Evlilikten sorunlar yüzde 90 ailelerde. Birde bizim bağzı erkekler sünger gibi. Adam evlenmiş, halen "Babama sorayım, anama sorayım". Sorulcak şeyler var sorulmayacak şeyler var. Adam evlenmiş, iki çocuğu olmuş, halen araba veya koltuk alırken ailesine danışıyor.

Ben eşim ile kendim tanışarak evledim. Bizimkinler bundan 12 yıl önce görücü usülü bir kız bulmuşlar. Kağıt üstünde bir birbirimize yakışıyorduk. Eğitim durumumuz, iş durumumuz, ailelerin kafası falan. Kızın işi güzel, beim iş güzel. Dolgun maaşlat alıyoruz. Herşey tam. Herkes onaylıyor.

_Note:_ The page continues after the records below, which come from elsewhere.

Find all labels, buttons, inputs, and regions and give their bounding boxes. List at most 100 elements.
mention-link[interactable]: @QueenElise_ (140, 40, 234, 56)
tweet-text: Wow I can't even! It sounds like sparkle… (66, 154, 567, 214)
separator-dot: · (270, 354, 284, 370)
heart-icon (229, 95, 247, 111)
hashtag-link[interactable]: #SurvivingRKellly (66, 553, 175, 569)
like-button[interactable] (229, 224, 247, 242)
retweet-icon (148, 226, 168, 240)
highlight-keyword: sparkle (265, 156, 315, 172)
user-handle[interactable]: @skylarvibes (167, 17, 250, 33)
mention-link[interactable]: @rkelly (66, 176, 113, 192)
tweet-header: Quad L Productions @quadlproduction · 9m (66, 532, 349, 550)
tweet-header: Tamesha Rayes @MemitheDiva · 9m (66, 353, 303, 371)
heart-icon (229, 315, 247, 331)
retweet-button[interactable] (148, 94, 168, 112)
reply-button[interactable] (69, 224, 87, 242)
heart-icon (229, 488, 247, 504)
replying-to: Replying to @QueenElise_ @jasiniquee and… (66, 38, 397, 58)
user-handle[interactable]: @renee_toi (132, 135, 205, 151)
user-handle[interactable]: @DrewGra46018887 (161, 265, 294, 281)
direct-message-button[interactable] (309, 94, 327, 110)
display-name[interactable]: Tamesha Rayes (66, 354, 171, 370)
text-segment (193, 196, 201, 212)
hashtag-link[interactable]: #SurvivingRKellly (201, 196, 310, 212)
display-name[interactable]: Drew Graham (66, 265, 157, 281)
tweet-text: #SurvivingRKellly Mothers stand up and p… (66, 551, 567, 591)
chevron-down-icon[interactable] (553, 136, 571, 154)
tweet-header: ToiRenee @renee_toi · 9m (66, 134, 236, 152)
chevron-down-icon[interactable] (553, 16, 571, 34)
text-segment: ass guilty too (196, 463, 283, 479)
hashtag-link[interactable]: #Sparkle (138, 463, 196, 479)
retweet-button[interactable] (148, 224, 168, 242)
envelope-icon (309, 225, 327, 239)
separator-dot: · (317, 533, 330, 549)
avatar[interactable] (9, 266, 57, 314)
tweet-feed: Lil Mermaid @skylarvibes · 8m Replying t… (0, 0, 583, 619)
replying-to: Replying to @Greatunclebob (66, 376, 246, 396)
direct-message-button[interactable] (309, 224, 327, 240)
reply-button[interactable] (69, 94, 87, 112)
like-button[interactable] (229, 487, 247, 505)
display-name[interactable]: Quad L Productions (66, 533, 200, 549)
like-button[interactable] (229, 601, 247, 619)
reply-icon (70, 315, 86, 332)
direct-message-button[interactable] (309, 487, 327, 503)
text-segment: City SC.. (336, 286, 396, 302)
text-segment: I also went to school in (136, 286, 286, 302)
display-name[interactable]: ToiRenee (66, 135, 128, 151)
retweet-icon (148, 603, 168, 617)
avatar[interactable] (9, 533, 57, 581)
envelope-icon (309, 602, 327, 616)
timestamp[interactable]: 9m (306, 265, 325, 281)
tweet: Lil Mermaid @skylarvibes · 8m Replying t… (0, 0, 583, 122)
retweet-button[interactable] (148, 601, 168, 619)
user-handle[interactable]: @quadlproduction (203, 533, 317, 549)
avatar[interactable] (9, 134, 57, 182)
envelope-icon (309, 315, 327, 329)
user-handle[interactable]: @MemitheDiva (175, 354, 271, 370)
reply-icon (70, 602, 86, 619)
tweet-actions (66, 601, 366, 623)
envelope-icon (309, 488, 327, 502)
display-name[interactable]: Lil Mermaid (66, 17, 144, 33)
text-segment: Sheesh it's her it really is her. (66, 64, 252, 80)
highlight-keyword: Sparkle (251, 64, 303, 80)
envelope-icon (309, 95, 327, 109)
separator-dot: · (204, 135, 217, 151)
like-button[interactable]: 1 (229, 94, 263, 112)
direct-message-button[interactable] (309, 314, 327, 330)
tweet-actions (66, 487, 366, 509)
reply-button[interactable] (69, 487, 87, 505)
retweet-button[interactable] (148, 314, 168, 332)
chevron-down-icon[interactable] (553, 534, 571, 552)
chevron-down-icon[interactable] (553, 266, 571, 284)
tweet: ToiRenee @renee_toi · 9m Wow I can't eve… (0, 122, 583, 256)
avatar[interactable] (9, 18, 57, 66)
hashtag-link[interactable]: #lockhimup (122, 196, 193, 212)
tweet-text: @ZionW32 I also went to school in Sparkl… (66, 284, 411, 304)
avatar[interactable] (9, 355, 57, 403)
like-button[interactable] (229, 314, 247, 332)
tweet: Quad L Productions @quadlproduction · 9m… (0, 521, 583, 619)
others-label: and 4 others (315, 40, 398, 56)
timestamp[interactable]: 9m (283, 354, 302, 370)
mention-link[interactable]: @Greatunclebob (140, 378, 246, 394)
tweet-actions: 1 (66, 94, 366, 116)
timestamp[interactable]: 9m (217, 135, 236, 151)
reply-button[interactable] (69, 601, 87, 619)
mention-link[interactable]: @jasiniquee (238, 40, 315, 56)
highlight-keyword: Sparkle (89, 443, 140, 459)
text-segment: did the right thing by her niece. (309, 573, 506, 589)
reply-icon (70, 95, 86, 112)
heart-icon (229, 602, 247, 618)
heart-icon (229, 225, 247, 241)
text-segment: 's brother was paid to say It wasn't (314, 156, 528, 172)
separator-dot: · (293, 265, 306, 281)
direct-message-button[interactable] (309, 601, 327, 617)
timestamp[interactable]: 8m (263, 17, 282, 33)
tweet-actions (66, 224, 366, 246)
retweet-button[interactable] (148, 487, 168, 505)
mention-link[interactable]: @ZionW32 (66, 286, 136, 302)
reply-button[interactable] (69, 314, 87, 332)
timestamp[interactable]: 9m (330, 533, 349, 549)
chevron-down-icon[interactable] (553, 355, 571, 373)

Kızda güzel. Dedim tamam tanışalım. Gittik gördük. Çayı içtik geldik. Ama işleri tesadüfe bırakmayı sevmem. Kızın işyerini aradım. Mesai arkadaşı çıktı. Bana geri dönmesini rica ettim. Cep numaramı verdim. Akşama kız sms yazdı. Ailelerimizden habersiz bir cafede buluştuk. Af buyrun o bana bakıyor, ben ona bakıyorum konuşcak konu bulamıyoruz. Ben direk doldım ve şuanda erkek arkadaşı varmı yada gönlünde başkası varmı diye sordum. Yok dedi. Sonra dedim benden evlilikte beklentilerin ne. Ben bekliyorumki, bana soracak, kıyafetime karışırmısın falan. Bana demesin mi, ben her kış bayan arkadaşlarımla Avusturya ya kayak kaymaya giderim. Bunu bana şart koşuyor. O sorusundan anladımki evliliğe hazır değil.

Aradan bir kaç hafta geçti. Bizimkinler ne diyorsun diye sordu. Dedim olmaz. Bizimkinler şaşırdı. Çünkü herşey dört dörtlük gidiyordu. Niye dediler. Ben fazla sormayın dedim ve konuyu kapatdım.

Arasan 12 sene geçti. Görevim icabı annesi bana fikir almaya gelmiş. Cümlelerin arasından öğrendimki kız hala bekar.